Optical investigations of anisotropy of the conducting $\pi$-electron system in crystals of the organic superconductor (EDT-TTF)$_4$[Hg$_3$I$_8$]$_{1-x}$

The polarized reflectance spectra of microcrystals of the new organic superconductor (EDT-TTF)$_4$[Hg$_3$I$_8$]$_{1-x}$ ($T_c$ = 8.1 K for $x$ = 0.027; $T_c$ = 7 K at 0.3 kbar for $x$ = 0.019) have been investigated in the spectral region of 700–6000 cm$^{-1}$ (0.087–0.740 eV) at temperatures ranging from 10 to 300 K. A quantitative analysis of the spectra has been performed in the framework of the phenomenological Drude and Drude–Lorentz dispersion models, as well as in the framework of the theoretical “phase phonon” model that takes into account the interaction of free electrons with intramolecular vibrations.

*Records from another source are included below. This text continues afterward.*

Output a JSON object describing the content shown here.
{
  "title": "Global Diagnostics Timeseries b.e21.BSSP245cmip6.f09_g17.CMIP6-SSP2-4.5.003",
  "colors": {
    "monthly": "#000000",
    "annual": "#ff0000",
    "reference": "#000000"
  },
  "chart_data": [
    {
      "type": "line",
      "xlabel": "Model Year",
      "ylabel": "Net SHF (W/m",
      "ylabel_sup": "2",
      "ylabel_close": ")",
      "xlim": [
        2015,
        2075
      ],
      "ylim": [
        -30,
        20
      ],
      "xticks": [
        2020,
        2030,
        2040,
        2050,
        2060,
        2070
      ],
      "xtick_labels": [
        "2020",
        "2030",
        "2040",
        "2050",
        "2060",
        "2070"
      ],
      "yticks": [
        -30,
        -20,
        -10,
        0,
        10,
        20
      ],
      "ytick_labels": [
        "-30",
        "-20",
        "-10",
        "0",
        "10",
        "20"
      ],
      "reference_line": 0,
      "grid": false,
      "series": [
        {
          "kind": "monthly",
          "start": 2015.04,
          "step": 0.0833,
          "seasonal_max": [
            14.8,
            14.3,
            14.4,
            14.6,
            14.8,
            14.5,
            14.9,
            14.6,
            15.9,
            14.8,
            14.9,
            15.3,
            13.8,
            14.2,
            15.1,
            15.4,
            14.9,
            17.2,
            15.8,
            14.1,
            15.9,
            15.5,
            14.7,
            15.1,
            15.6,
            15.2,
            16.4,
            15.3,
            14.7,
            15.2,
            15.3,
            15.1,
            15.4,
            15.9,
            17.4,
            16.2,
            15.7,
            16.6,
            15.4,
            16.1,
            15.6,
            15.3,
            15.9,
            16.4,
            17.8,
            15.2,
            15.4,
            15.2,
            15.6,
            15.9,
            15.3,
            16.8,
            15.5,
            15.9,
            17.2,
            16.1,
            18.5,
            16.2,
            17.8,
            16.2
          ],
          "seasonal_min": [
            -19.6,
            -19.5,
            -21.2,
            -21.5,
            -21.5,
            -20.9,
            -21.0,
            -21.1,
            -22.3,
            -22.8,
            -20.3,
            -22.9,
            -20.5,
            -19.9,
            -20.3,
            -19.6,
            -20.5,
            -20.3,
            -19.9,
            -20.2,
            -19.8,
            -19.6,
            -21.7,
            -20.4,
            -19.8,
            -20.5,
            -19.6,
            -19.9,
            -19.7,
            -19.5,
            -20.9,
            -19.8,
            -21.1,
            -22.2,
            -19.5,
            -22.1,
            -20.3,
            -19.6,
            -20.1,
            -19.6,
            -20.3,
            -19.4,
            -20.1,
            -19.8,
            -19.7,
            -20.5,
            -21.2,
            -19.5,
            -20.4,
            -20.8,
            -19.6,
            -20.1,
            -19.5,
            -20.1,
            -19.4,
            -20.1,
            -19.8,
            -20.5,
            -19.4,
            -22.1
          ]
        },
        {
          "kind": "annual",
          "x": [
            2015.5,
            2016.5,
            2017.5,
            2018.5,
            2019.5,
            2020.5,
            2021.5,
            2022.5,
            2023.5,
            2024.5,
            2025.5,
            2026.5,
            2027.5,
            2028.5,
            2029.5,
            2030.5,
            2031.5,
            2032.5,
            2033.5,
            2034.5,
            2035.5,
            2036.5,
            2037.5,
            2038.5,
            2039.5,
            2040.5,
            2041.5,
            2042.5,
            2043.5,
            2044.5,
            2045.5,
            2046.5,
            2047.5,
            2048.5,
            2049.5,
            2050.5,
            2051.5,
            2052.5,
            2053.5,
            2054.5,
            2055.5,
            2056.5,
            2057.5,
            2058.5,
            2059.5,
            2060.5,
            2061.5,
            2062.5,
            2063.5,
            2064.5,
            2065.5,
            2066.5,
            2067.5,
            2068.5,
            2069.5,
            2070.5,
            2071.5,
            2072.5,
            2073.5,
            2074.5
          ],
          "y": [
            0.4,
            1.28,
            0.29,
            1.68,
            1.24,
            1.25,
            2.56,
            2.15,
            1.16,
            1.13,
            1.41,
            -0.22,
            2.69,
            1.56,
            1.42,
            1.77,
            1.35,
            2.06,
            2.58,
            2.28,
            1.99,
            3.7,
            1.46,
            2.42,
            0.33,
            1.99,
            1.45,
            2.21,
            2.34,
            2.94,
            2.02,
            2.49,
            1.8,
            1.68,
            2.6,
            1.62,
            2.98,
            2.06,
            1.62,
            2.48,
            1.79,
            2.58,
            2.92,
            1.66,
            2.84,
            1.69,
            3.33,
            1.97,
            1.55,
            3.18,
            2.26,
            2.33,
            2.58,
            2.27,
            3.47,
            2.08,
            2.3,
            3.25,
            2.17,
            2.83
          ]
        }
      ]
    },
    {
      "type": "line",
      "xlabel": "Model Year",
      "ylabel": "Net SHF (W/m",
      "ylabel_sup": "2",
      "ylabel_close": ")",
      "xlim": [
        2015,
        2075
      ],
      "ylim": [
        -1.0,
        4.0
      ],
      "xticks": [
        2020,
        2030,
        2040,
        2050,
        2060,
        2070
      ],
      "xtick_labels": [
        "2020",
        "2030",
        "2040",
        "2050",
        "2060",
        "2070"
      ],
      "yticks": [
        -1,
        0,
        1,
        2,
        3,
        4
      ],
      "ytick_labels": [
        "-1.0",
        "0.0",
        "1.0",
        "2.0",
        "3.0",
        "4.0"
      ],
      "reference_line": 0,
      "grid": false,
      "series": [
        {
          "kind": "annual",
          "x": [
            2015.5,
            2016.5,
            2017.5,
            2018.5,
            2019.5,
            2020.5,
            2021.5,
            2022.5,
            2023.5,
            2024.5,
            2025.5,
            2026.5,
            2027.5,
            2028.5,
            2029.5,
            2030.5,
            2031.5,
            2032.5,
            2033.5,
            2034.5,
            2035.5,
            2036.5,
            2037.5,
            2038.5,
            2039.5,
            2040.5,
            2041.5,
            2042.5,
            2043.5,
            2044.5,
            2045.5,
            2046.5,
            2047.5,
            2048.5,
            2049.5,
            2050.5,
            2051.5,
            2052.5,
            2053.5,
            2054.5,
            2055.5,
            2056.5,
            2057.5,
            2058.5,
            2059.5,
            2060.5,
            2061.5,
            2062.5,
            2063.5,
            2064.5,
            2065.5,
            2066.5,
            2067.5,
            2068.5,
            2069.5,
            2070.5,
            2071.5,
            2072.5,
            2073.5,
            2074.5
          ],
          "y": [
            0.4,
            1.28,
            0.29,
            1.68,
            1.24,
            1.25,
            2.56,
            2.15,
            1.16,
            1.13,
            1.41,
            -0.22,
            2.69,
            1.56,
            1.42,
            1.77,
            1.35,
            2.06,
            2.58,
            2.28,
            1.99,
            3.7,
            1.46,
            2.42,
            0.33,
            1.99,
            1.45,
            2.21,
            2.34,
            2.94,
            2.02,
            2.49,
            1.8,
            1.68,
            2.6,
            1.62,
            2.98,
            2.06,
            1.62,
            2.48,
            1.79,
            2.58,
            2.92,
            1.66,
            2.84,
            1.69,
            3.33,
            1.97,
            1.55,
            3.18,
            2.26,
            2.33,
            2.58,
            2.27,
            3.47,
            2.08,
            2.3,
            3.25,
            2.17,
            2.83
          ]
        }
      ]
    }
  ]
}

The effective mass of charge carriers $m^*$, the width of the initial metallic $\pi$-electron band W, and the integral $t$ of the electron transfer between the molecular $\pi$-orbitals of neighboring molecules have been determined. In the low-frequency range (700–1600 cm$^{-1}$), the vibrational structure associated with intramolecular vibrations of the EDT-TTF molecule has been revealed. It has been shown that the most intense feature ($\omega$ = 1330 cm$^{-1}$) of this structure is caused by the interaction of “quasi-free” electrons with intramolecular vibrations.